Second, the sexual violence in the film is gratuitous. It was reminiscent of Visaranai (2015) and parts of Paatal Lok (2020). It was trauma porn. We realise Selvam, Dhana, and Nallasivam grievously injured Jothi before Nallasivam raped her multiple times. Rather than simply and directly establish that the three men perpetrated sexual violence, Maharaja split up each instance of Nallasivam raping the girl into a separate scene. We sit there and watch Nallasivam perform the act of seeking Selvam’s ‘permission’, followed by Selvam’s drawling response, and Nallasivam making excuses for what he’s about to do.

It’s possible Maharaja’s writers presumed they had to lay the groundwork to justify Varadharajan’s and Maharaja’s actions later. And yet they fail when they refuse to admit a rape once is heinous enough and then fail again when they conclude people who commit heinous crimes deserve vigilante justice.

Such justice is an expression of anger, an attempt to deter future crimes with violence. But we should know by now it fails utterly when directed against sexual violence, which erupts most often in intimate settings: when the perpetrator and the survivor are familiar with each other, more broadly when the men think they can get away with it.
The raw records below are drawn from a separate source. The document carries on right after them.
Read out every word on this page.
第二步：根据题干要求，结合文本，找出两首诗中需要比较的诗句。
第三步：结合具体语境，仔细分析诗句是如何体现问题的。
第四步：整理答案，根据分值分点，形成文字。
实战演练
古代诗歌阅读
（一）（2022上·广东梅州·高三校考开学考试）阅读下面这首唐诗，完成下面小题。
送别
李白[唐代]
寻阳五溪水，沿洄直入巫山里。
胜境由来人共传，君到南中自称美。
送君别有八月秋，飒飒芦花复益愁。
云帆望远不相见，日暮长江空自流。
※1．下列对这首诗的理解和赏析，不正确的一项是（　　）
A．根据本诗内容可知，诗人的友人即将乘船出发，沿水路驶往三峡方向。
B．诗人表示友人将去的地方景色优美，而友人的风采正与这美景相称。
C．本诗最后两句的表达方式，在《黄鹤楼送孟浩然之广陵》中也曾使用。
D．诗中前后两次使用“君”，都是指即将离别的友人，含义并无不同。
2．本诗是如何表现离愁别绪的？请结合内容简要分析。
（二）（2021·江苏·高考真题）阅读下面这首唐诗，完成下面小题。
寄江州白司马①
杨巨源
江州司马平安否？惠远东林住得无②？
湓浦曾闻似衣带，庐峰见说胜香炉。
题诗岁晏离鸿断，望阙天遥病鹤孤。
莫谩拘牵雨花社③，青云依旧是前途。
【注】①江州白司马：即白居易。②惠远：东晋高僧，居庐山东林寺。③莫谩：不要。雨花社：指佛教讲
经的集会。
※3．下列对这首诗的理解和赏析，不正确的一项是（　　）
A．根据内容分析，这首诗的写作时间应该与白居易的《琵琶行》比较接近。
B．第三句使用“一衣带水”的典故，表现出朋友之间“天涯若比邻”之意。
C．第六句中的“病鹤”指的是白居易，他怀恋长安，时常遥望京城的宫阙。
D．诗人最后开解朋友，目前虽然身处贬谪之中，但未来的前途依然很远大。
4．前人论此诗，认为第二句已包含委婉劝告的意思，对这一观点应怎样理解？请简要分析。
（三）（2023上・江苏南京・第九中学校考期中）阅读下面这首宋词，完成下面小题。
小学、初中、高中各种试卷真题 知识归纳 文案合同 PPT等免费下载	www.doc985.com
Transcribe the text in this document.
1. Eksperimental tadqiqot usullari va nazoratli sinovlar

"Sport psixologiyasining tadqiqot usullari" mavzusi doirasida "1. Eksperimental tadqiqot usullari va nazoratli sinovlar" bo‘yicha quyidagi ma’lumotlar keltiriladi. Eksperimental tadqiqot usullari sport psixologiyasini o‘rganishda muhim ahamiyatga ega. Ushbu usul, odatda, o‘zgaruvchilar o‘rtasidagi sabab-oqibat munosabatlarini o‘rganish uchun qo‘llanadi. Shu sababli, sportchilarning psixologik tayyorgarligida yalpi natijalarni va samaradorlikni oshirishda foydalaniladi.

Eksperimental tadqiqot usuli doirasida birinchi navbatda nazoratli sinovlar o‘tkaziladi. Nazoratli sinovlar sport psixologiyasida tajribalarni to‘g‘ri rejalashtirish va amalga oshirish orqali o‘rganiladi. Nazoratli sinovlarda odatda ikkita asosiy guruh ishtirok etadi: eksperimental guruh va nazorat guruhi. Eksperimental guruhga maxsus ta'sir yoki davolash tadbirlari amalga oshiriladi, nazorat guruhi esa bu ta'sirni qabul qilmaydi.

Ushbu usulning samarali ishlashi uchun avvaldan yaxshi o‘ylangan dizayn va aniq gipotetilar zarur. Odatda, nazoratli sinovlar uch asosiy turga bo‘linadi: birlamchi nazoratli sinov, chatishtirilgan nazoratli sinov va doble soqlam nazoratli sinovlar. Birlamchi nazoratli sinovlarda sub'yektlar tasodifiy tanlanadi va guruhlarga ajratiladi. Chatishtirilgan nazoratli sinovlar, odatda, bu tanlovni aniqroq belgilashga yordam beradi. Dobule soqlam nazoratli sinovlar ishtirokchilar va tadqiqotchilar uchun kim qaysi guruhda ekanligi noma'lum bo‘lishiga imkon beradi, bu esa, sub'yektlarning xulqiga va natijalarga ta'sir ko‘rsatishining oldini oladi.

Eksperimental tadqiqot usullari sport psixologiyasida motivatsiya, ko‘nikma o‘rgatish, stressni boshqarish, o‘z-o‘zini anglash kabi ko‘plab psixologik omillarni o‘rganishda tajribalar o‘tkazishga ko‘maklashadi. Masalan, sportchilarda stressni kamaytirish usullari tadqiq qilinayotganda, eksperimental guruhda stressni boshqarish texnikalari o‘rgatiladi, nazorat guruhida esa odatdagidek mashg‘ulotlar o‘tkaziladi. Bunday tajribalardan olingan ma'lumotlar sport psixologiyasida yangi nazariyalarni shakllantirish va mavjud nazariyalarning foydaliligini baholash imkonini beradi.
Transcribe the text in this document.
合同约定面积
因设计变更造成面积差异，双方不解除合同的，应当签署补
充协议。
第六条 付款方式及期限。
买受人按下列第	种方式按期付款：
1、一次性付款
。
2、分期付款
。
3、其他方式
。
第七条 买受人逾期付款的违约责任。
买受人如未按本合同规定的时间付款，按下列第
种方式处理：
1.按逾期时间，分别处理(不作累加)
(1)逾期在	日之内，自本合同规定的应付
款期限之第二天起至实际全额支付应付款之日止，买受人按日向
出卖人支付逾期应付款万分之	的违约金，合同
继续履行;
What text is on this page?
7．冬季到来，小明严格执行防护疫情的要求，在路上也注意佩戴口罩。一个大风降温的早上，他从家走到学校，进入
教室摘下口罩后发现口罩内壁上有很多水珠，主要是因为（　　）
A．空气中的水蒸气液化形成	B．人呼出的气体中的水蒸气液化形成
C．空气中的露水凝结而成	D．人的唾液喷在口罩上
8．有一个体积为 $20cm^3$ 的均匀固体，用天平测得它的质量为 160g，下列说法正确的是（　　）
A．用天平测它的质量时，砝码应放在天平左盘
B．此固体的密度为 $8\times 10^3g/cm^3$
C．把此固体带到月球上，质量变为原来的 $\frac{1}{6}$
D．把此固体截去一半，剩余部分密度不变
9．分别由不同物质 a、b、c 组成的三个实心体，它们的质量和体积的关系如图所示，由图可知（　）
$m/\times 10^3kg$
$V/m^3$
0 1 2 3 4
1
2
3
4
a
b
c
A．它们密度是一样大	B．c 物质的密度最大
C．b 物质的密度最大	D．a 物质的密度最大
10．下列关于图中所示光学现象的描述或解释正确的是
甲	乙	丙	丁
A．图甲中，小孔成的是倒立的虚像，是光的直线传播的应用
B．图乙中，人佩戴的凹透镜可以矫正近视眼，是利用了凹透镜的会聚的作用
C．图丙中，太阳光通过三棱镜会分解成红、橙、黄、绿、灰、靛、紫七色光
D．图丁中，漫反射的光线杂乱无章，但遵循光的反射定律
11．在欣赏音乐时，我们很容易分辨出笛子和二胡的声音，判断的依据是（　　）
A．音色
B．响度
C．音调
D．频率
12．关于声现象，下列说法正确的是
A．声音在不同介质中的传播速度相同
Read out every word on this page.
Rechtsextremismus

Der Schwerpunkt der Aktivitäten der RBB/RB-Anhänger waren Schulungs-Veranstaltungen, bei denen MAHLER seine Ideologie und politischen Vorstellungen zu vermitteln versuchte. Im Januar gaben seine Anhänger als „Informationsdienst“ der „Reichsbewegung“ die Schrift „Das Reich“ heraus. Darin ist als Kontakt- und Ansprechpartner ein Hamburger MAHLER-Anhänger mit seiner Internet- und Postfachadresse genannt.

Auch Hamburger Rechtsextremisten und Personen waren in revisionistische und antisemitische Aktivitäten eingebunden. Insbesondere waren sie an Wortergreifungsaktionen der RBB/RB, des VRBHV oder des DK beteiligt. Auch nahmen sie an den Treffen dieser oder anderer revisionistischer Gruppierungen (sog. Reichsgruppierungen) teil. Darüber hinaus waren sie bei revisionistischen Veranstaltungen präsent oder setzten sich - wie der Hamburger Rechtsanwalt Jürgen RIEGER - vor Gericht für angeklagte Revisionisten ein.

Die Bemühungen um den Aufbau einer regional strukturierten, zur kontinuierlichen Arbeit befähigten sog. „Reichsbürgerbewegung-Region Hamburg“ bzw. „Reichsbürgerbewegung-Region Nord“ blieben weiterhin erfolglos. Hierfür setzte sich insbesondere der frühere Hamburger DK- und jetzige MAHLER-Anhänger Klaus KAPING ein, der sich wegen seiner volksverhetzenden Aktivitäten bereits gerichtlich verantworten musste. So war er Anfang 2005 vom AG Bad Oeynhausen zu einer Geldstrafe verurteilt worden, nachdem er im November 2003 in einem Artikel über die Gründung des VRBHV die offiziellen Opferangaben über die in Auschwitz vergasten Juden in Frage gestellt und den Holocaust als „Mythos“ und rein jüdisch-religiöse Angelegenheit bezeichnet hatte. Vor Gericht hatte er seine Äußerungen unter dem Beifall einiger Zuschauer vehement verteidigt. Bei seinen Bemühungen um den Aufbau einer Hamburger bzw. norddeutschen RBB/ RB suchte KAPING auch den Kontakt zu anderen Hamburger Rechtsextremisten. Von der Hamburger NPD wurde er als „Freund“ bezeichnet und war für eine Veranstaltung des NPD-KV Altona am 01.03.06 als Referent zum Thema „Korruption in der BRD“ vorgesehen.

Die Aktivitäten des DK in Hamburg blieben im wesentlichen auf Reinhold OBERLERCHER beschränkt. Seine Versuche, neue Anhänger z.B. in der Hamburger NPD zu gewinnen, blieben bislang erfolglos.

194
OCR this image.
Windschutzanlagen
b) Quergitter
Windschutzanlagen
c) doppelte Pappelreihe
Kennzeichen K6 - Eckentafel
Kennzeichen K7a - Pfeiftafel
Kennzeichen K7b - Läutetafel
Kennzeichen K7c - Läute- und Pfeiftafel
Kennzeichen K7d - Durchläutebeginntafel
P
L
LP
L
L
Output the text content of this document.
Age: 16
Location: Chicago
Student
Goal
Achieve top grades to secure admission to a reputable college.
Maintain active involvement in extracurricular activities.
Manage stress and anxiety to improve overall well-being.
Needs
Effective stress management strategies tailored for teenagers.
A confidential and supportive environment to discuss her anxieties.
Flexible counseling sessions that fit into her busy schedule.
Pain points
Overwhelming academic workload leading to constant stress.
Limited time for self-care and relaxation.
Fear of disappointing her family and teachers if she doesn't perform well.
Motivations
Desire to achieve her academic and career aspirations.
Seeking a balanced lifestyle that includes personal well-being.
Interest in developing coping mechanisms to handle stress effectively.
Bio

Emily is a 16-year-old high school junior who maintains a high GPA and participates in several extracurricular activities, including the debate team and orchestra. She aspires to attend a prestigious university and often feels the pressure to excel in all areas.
And most of all vigilante justice fails because it punishes once the (or a rumoured) perpetrator is caught, yet most perpetrators aren’t, which led to the dismal upwelling of voices during #MeToo. The sexual crimes we hear about constitute a small minority of all such crimes out there, which is why the best way to mitigate them has been to improve social justice.

Yet films like Maharaja persist with a vengeful narrative that concludes once the violence is delivered. I fear the only outcome might be more faith in “encounter” killings. Visaranai claimed to be fact-based but the brutality in the film served no greater purpose than to illustrate such things happen. If the film was responding to a fourth estate that had failed to highlight the underlying police impunity and the powerlessness of those at society’s margins to defend themselves, it succeeded — yet it also failed when it didn’t bother to attempt any sort of triumph, of spirit if not of will. That’s why Paatal Lok and in fact Jai Bhim (2021) were better. But Maharaja is cut from Visaranai’s cloth, and worse for being a work of imagination.

In fact, Maharaja has a ‘second’ climax during which we discover Jothi is really Ammu, Selvam’s biological daughter, and whom Maharaja has been raising since his daughter, his wife, and Selvam’s wife were killed in the same accident. There are some clues at the film’s beginning as to these (intra-narrative) facts but they're ambiguous at best and in fact just disingenuous — another lie like the other plot twist.

But further yet: why? So we can watch Selvam have his lightbulb moment when he realises Jothi was Ammu and feel bad about what he did? (This was also the climax of 2023's Iratta.) Or that men should desist from such crimes because they could be harming their own daughters? Or that viewers might be duped into thinking any kind of justice has been done when Jothi shames Selvam with boilerplate lines? Consider it a third failure.